В эссе "Мистер Беннетт и миссис Браун" (1924) Вулф спорит с самыми популярными писателями ее дней, с Арнольдом Беннетом, Уэллсом и Голсуорси, упрекая их в излишнем "материализме" – так она обозначает их позитивистский метод достоверного изображения поверхности вещей. По Вулф, эти наследники традиционного романа не видят истинного смысла жизни, или, скорее, их романная техника обрекает их на то, чтобы представлять жизнь и человека как нечто стабильное, определенное, измерять все по неким заданным параметрам. При этом они пропускают главное – трепет отдельного мгновения, его уникальную наполненность, ведь "жизнь не цепочка симметрично расставленных газовых фонарей, а световой нимб, полупрозрачный покров, окружающий нас с первого момента возникновения сознания – до его смерти. Разве задача романиста не в том, чтобы донести этот изменчивый, неведомый, не знающий никаких ограничений дух, с какими бы неожиданностями и сложностями это ни было сопряжено, – донести, примешав к нему как можно меньше чуждого и внешнего по отношению к этому духу?" (эссе "Современная художественная литература", 1919).
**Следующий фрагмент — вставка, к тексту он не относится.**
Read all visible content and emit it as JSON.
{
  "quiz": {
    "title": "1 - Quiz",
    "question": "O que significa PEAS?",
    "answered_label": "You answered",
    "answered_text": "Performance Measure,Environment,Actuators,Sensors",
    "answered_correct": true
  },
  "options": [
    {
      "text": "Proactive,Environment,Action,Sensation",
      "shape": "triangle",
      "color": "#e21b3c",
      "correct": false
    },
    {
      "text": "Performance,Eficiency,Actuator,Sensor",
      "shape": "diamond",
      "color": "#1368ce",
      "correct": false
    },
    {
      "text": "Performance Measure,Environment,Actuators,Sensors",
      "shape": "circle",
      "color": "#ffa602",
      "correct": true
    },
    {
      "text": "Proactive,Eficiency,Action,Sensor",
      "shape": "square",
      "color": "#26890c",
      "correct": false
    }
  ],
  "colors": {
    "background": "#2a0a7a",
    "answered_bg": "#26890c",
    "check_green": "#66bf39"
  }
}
В своих собственных романах Вулф неизменно пытается передать это мерцание жизни, подвижность восприятия, неопределенность границ личности, пульсацию сознания – приливы и отливы волн жизни. Для этого она резко ослабляет значение внешней фабулы романа и переносит тяжесть в развитии сюжета на переживания героев, отсюда ее виртуозный психологизм. Направление ее поисков было наиболее созвучно Прусту, которым Вулф восхищалась, она создала в англоязычных литературах свою разновидность импрессионистического романа. Часто Вулф, как Джойс, прибегает к приему потока сознания. Разные егохоттенки она разрабатывала в романах "Комната Джейкоба" (1922), "Миссис Дэллоуэй" (1925), "На маяк" (1927), "Орландо" (1928). Два последних романа завоевали особо широкое читательское признание.
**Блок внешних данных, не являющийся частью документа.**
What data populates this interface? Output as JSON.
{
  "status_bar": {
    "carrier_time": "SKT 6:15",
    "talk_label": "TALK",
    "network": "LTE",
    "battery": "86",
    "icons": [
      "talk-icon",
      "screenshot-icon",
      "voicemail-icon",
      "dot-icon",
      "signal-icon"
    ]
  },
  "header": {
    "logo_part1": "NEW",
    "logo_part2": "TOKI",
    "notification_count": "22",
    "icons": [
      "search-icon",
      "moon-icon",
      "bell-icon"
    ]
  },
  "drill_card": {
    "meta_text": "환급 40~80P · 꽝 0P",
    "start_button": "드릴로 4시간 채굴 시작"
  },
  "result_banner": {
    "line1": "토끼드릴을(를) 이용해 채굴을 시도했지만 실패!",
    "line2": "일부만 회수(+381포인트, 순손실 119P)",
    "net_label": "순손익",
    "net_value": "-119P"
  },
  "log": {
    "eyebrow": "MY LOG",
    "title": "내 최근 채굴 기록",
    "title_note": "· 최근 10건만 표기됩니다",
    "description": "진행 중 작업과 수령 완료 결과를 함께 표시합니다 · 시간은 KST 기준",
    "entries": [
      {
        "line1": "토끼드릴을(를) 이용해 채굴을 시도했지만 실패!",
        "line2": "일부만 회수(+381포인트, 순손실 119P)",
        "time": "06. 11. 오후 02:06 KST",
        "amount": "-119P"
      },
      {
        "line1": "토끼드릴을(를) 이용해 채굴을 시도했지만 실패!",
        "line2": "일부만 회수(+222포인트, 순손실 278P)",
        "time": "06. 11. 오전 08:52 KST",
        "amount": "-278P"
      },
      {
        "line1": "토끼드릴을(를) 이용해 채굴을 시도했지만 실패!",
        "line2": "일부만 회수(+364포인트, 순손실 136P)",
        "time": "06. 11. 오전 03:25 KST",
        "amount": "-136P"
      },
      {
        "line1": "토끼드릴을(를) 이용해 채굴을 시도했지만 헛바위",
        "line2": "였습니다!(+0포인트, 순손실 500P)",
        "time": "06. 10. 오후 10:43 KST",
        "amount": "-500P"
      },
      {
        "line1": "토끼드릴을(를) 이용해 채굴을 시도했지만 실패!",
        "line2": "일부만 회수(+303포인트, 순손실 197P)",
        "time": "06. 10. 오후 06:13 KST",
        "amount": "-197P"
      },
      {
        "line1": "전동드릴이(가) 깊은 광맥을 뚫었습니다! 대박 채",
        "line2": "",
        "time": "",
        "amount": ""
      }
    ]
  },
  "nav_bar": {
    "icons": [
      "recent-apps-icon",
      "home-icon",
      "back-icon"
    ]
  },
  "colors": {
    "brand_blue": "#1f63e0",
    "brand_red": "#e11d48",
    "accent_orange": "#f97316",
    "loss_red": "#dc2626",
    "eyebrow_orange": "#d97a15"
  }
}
Но даже в эти годы творческого расцвета жизнь Вирджинии Вулф была мучительной. Она давно страдала приступами психического расстройства, из которых ее выводил преданный муж, Леонард Вулф, и в конце концов покончила с собой. В конце 1920-х годов дела издательства Вулфов "Хогарт-Пресс" требовали от супругов слишком много внимания и отбирали время от творчества; в эти годы она теряет ряд близких друзей из группы Блумсбери. Вирджиния Вулф считала своим долгом выступать с лекциями перед самыми разными аудиториями и, конечно, не могла отказаться прочитать лекции в столь важном для нее Кембриджском университете. Эти лекции, напечатанные под заглавием "Своя комната" (1929), и стали позже библией феминизма, но все это отвлекало от работы. Тем больше она ценила светлые передышки, когда могла полностью отдаться творчеству.
Замысел романа вырос из письма сестры писательницы 1926 года, где Ванесса описывала, как по вечерам на веранде ее загородного дома летят на свет полчища мотыльков. Первоначальное заглавие романа – "Мотыльки", в 1929 году был закончен первый вариант, в 1931 году писательница полностью его переработала и 8 октября выпустила "Волны" в свет в собственном издательстве; в конце октября роман был опубликован в США. Вулф писала, что "уважает себя за то, что написала этот роман", а муж заверил ее, что это лучшая из ее книг, хотя первые сто страниц вряд ли будут понятны обычному читателю. Успех намного превзошел ожидания автора: вместо ожидаемых двух тысяч экземпляров было распродано 24 тысячи по обе стороны Атлантики.